BP to sell Forties Pipeline assets

BP has agreed to sell its Forties Pipeline System (FPS) business to INEOS in a US$250 million deal, to focus on its major offshore interests west of Shetland and in the Central North Sea.

Image from BP.

Subject to partner, regulatory and other third party approvals, operatorship of the FPS assets and business will transfer on completion from BP to INEOS. The sale will not affect BP’s existing rights to capacity in FPS. Under the terms of the agreement INEOS will pay BP a consideration of up to US$250 million for the business, comprising a cash payment of $125 million on completion and an earn-out arrangement over seven years that totals up to $125 million.

The FPS system primarily comprises a 169km (105mi), 36in pipeline from the unmanned offshore Forties Unity platform to the onshore terminal at Cruden Bay. From there a 36in onshore pipeline transports the oil 209km (130mi) south to the Kinneil facilities, adjacent to the Grangemouth refinery and chemical plant, where it is processed and stabilized before output is sent either for export via the Dalmeny terminal and Hound Point loading jetty or on to Grangemouth.

The deal includes the FPS business, including existing customer contracts, and assets including: FPS equipment on Apache’s Forties Charlie platform; Forties Unity platform; BP’s interest in the GAEL N (54.3%), and GAEL S (30.5%) pipelines; 36in Forties sea-line; Redundant 32in sea-line; St Fergus-to-Cruden Bay natural gas liquids line; Cruden Bay terminal; 36in Cruden Bay-to-Kinneil land-line; Netherley, Brechin and Balbeggie pumping stations; Kinneil terminal; LPG storage and export at Grangemouth and Grangemouth docks; Kinneil-to-Dalmeny pipelines; Dalmeny tank farm and pipelines to Hound Point; and Hound Point jetties.

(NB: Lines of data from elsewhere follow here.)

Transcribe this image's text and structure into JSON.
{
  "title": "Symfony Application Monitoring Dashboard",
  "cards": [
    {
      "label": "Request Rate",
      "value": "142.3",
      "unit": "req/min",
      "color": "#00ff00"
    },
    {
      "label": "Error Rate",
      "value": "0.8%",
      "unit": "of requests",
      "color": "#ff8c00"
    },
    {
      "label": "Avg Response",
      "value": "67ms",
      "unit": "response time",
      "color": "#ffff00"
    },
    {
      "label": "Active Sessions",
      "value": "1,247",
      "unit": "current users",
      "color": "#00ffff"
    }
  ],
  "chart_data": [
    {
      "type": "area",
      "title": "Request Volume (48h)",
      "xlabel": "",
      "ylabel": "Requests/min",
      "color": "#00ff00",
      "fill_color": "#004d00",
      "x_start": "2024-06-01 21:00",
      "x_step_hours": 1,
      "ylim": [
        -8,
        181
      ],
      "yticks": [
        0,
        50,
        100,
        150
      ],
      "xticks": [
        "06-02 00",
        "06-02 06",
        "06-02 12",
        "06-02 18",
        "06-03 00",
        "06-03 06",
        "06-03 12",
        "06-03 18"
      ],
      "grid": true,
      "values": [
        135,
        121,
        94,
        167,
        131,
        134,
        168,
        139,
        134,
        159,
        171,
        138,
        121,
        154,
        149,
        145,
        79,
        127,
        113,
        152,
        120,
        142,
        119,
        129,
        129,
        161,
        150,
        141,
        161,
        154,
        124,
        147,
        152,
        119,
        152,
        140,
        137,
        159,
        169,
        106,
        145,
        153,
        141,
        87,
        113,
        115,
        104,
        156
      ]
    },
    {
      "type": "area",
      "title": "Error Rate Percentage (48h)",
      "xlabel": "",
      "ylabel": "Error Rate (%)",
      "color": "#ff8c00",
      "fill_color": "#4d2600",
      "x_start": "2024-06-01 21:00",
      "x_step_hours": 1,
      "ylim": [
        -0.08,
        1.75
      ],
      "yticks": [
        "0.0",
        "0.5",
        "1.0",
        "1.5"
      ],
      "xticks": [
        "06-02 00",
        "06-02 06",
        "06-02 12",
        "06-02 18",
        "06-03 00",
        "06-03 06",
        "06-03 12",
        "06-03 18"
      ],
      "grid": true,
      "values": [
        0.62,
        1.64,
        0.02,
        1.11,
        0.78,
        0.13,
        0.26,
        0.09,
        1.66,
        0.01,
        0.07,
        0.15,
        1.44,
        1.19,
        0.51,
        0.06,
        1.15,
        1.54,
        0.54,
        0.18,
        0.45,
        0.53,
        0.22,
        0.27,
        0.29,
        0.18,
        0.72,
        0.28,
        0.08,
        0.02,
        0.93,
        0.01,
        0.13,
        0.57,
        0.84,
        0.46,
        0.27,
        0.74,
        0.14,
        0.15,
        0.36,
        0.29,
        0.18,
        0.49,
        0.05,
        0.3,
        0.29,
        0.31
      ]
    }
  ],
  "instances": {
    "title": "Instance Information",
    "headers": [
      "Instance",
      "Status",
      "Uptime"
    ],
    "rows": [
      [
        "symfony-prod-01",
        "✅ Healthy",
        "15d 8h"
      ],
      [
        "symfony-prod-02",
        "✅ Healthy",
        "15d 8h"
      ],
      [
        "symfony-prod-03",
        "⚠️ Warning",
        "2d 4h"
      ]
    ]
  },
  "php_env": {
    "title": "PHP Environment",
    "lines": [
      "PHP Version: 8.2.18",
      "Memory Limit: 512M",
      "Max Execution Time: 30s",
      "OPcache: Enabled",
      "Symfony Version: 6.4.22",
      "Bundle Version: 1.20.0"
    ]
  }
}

The gross assets that are the subject of this transaction amounted to $816 million as at 31 December 2016. For the year ended 31 December 2016, a loss of $169 million arose in relation to these assets.As part of the agreement, INEOS will also assume all decommissioning liabilities.

“BP is returning to growth in the North Sea as we bring important new projects, including the Quad 204 redevelopment and Clair Ridge, into production and increase new exploration. While the Forties pipeline had great significance in BP’s history, our business here is now centered around our major offshore interests west of Shetland and in the Central North Sea,” says BP group chief executive Bob Dudley. “The pipeline has long been an important feedstock supplier to INEOS at Grangemouth. We believe that through also owning FPS, INEOS will be able to realise greater integration benefits and help secure a competitive long-term future for this important piece of UK oil and gas infrastructure.”

Built, owned and operated by BP, the Forties pipeline was opened in 1975 to transport oil from the Forties field, the UK’s first major offshore oil field. Today FPS carries liquids production from some 85 fields in the Central and Northern North Sea and several Norwegian fields on behalf of around 40 companies. The system has a capacity of 575,000 b/d. BP sold its interests in the Forties field to Apache in 2003 and sold the Grangemouth refinery and chemical plants to INEOS in 2005.

“The North Sea continues to present new opportunities for INEOS. The Forties Pipeline System is a UK strategic asset and was originally designed to work together to feed the Grangemouth refinery and petrochemical facilities. We have a strong track record of acquiring non-core assets improving their efficiency and reliability, securing long term employment and investment. I am delighted that we can now bring this integrated system back under single ownership in INEOS,” says INEOS Chairman and CEO Jim Ratcliffe.

“This allows us to further focus our North Sea business around our core offshore assets - bringing new fields into production, redeveloping and renewing existing producing facilities and acquiring and exploring new acreage and interests through licence rounds and farm-ins,” says Mark Thomas, BP North Sea regional president. “As with our recent agreement with EnQuest, we believe this is a good example of having the ‘right assets’ in the ‘right hands,’ offering new opportunities for the assets and benefitting the UKCS, in the spirit of the government’s aim of maximizing economic recovery of the UK’s oil and gas resources.”

FPS is expected to transition to INEOS as a fully operational entity with those staff who operate and support the various elements of the business expected to transfer with the business. Their contractual terms and conditions are protected under UK Transfer of Undertakings (Protection of Employment) regulations (TUPE).

Around 300 BP staff are currently associated with operating and supporting the FPS business at Kinneil, Falkirk, Dalmeny, Aberdeen and offshore. BP will now begin consultation with in-scope staff for both the unionized and non-unionized populations.

Subject to the receipt of regulatory and other third party approvals, BP aims to complete the sale and transfer of operatorship during 2017.